Yes, I agree it does not define the basis for deciding what is a Right and what is not or on what basis a right assumes universal objectivity. Who decided “Free Speech” is a right?
But I was curious as to why Pompeo stated that the Founding Fathers saw these “unalienable rights” as god given. I was wondering if the Founding Fathers had used such religious terminology or is he only using it because he believes in the trope that the Constitution was founded on “Judaeo-Christian values” (another vague term).
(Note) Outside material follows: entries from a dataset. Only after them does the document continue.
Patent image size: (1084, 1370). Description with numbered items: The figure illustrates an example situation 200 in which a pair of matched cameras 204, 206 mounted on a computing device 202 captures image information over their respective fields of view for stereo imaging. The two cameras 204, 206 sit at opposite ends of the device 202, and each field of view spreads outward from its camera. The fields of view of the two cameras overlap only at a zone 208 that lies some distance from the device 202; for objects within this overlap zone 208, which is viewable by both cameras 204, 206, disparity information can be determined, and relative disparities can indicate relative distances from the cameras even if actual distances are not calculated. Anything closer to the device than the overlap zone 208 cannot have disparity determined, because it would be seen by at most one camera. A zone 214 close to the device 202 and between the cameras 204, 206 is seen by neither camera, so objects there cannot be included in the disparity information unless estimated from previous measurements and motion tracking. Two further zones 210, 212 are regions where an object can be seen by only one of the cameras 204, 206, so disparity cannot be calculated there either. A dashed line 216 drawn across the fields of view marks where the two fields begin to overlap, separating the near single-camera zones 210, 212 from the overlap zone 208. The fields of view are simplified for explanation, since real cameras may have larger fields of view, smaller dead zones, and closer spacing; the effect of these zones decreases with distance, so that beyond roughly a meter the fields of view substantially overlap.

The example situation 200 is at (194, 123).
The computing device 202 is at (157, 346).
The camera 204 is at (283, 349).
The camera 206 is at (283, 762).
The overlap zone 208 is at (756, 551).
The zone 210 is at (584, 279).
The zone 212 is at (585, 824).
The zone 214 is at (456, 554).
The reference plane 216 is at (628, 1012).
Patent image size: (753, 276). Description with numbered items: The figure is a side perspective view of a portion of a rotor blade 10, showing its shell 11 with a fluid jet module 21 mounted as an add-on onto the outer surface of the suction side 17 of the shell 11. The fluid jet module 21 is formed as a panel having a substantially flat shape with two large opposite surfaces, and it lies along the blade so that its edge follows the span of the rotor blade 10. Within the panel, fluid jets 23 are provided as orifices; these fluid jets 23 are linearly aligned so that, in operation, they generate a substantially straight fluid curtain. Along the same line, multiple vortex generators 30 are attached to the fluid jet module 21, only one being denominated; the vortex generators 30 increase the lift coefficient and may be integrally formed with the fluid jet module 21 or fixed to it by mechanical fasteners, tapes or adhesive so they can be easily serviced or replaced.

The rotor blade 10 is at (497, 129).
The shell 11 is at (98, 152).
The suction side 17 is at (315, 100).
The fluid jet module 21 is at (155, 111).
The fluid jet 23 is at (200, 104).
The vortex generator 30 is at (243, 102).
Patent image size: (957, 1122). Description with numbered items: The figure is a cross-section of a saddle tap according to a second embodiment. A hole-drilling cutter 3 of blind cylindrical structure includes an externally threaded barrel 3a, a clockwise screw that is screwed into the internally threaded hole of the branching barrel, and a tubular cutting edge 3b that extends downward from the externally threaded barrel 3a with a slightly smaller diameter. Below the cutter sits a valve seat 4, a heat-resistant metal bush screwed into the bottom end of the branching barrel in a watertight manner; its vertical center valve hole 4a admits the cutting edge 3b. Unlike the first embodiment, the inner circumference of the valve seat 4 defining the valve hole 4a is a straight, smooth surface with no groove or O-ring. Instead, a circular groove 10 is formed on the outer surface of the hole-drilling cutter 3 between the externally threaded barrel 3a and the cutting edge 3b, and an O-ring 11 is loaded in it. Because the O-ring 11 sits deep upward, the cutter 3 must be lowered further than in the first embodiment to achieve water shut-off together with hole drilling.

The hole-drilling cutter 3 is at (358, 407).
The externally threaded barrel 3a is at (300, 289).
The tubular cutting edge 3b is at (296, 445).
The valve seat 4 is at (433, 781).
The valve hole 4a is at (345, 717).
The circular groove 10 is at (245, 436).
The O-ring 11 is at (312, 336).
And yes, I get the baseball references 🙂July 21, 2020 at 3:02 pm #32414
Thanks Reg!July 21, 2020 at 6:12 pm #32422
What is an unalienable right? In modern philosophical parlance, I suppose it would be an inherent right. I think any rational examination would have to conclude that there is no such thing. Rights have to be legislated and enforceable to exist outside the imagination.
I think that people say that rights are “God-given” because of the Christian tradition of seeing humans as being born in the image of God. Also there are various Bible stories such as the lost sheep, the little birds:
Behold the fowls of the air: for they sow not, neither. do they reap, nor gather into barns; yet your heavenly. Father feedeth them. Are ye not much better than they?
and others that indicate that God takes care of every living thing. So, if we want to be like God, we do the same. Makes sense, if you believe in God.
From an atheist perspective: I don’t think that rights are inherent or inalienable. But they are asserted by the self, and given by others.
I believe Kant said that humans are valuable and rights-worthy because we are rational agents. I think that has a number of flaws, such as excluding mentally disabled people and most non-human animals.
I think the basis for giving rights to people and other conscious beings, on a sliding scale, is that: 1) each one is a self-generating source of flourishing; 2) in humans, this flourishing matters to the self; 3) we have the Golden Rule, a fundamental part of human cooperation, where we imaginatively and compassionately put ourselves (or a loved one) in the role of another. Humans are already compassionate because we are interdependent and therefore need each other to be in good shape.
All of this adds up to a ready-made and accessible source of normativity regarding human rights, and the rights of other sensitive, social and intelligent creatures.